Even moderate fitness can reduce the risk of death among men with type 2 diabetes, suggests a new study.
The study led by Roshney Jacob-Issac has shown that for men with type 2 diabetes, even being moderately fit can lower the risk of dying of any cause by 40 to 50 percent, even if they were overweight or obese.
"Death rates were the highest for those who were low fit in all weight categories," Dr Jacob-Issac, an endocrinology fellow at George Washington University Hospital and the Veterans Affairs (VA) Medical Center in Washington, D.C.
The team studied 2,690 male diabetic veterans from the Washington, D.C., and Palo Alto, Calif., VA hospitals.
Of these patients, 406 were a healthy weight, 1,088 were overweight and 1,196 were obese, as shown by their body mass index (BMI).
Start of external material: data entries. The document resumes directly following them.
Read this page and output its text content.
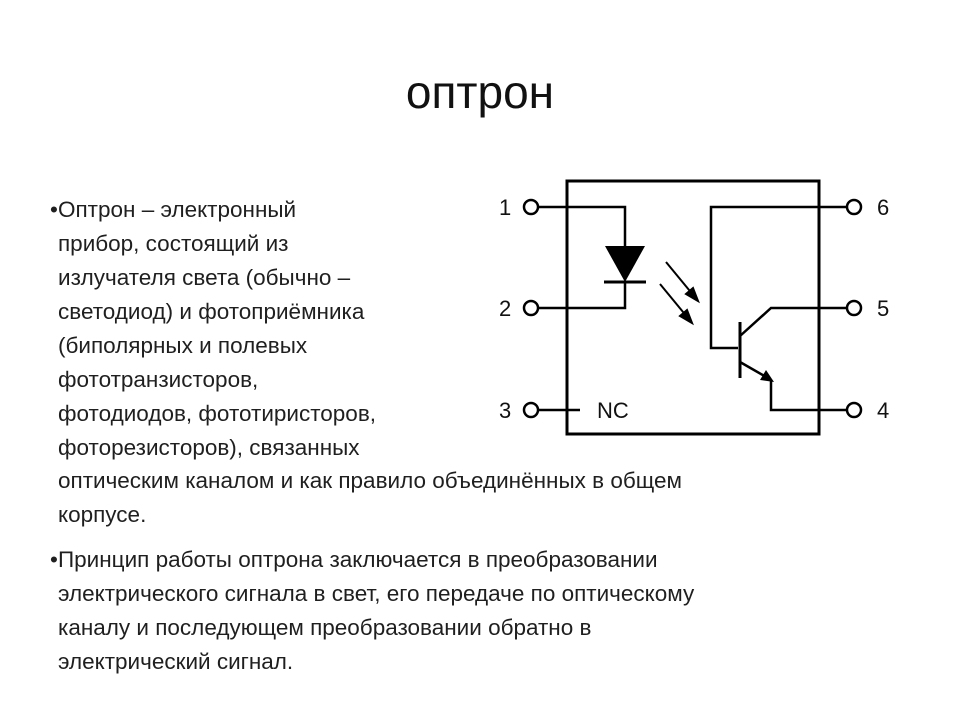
оптрон
• Оптрон – электронный
прибор, состоящий из
излучателя света (обычно –
светодиод) и фотоприёмника
(биполярных и полевых
фототранзисторов,
фотодиодов, фототиристоров,
фоторезисторов), связанных
оптическим каналом и как правило объединённых в общем
корпусе.
• Принцип работы оптрона заключается в преобразовании
электрического сигнала в свет, его передаче по оптическому
каналу и последующем преобразовании обратно в
электрический сигнал.
NC
1
2
3
6
5
4
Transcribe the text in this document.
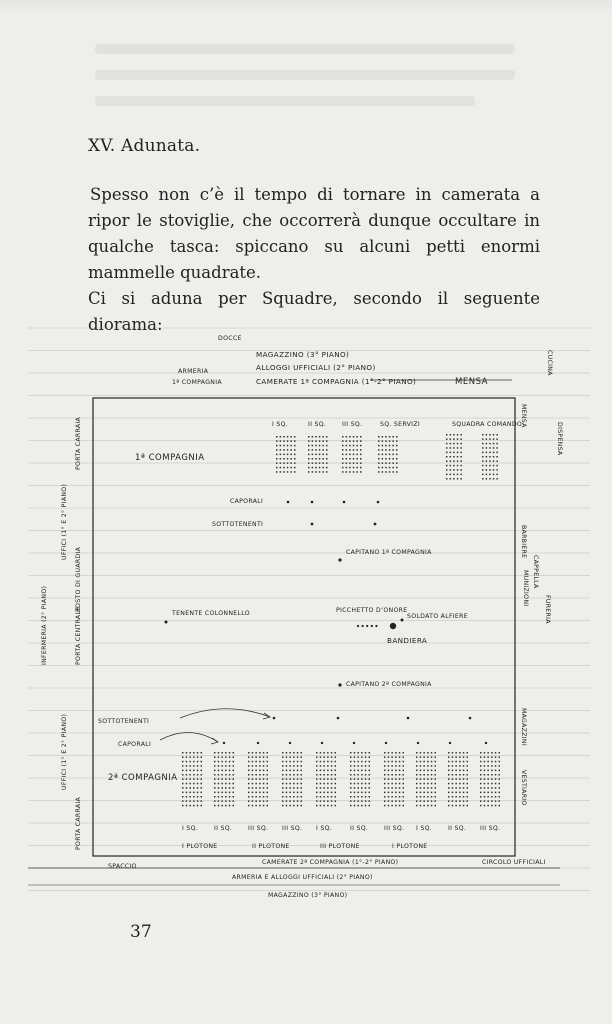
XV. Adunata.
Spesso non c’è il tempo di tornare in camerata a ripor le stoviglie, che occorrerà dunque occultare in qualche tasca: spiccano su alcuni petti enormi mammelle quadrate.
Ci si aduna per Squadre, secondo il seguente diorama:
DOCCE
MAGAZZINO (3° PIANO)
ALLOGGI UFFICIALI (2° PIANO)
ARMERIA
1ª COMPAGNIA	CAMERATE 1ª COMPAGNIA (1°-2° PIANO)	MENSA
CUCINA
MENSA
DISPENSA
BARBIERE
CAPPELLA
MUNIZIONI
FURERIA
MAGAZZINI
VESTIARIO
PORTA CARRAIA
UFFICI (1° E 2° PIANO)
POSTO DI GUARDIA
INFERMERIA (2° PIANO)	PORTA CENTRALE
UFFICI (1° E 2° PIANO)
PORTA CARRAIA
1ª COMPAGNIA
I SQ.	II SQ.	III SQ.	SQ. SERVIZI	SQUADRA COMANDO
CAPORALI
SOTTOTENENTI
CAPITANO 1ª COMPAGNIA
TENENTE COLONNELLO	PICCHETTO D’ONORE
SOLDATO ALFIERE
BANDIERA
CAPITANO 2ª COMPAGNIA
SOTTOTENENTI
CAPORALI
2ª COMPAGNIA
I SQ.	II SQ.	III SQ. III SQ. I SQ.	II SQ.	III SQ. I SQ.	II SQ. III SQ.
I PLOTONE	II PLOTONE	III PLOTONE	I PLOTONE
SPACCIO
CAMERATE 2ª COMPAGNIA (1°-2° PIANO)
ARMERIA E ALLOGGI UFFICIALI (2° PIANO)
MAGAZZINO (3° PIANO)
CIRCOLO UFFICIALI
37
BMI is a measure of body fat using height and weight.
All subjects were asked to do a standard exercise tolerance test on a treadmill to determine their exercise capacity. Using a measure of the subject's peak metabolic rate achieved while exercising, the researchers categorized fitness level as low, moderate, and high.
They found that the higher the level of fitness, the lower the risk of dying during the average seven-year follow-up period.
Moderate fitness, compared with low fitness, reduced the death risk by 40 percent in healthy-weight and overweight men, and by 52 percent in obese individuals.
High fitness level further increased this benefit in both healthy-weight and overweight subjects, to 60 and 65 percent, respectively. The difference in death risk could not be explained by age, risk factors for heart and vascular disease, or medications, the authors reported.
"Diabetics should improve their fitness level or exercise capacity to at least a moderate level, by being physically active. Weight loss is great, but being active is just as important," she said.
The study was presented at The Endocrine Society's 90th Annual Meeting in San Francisco.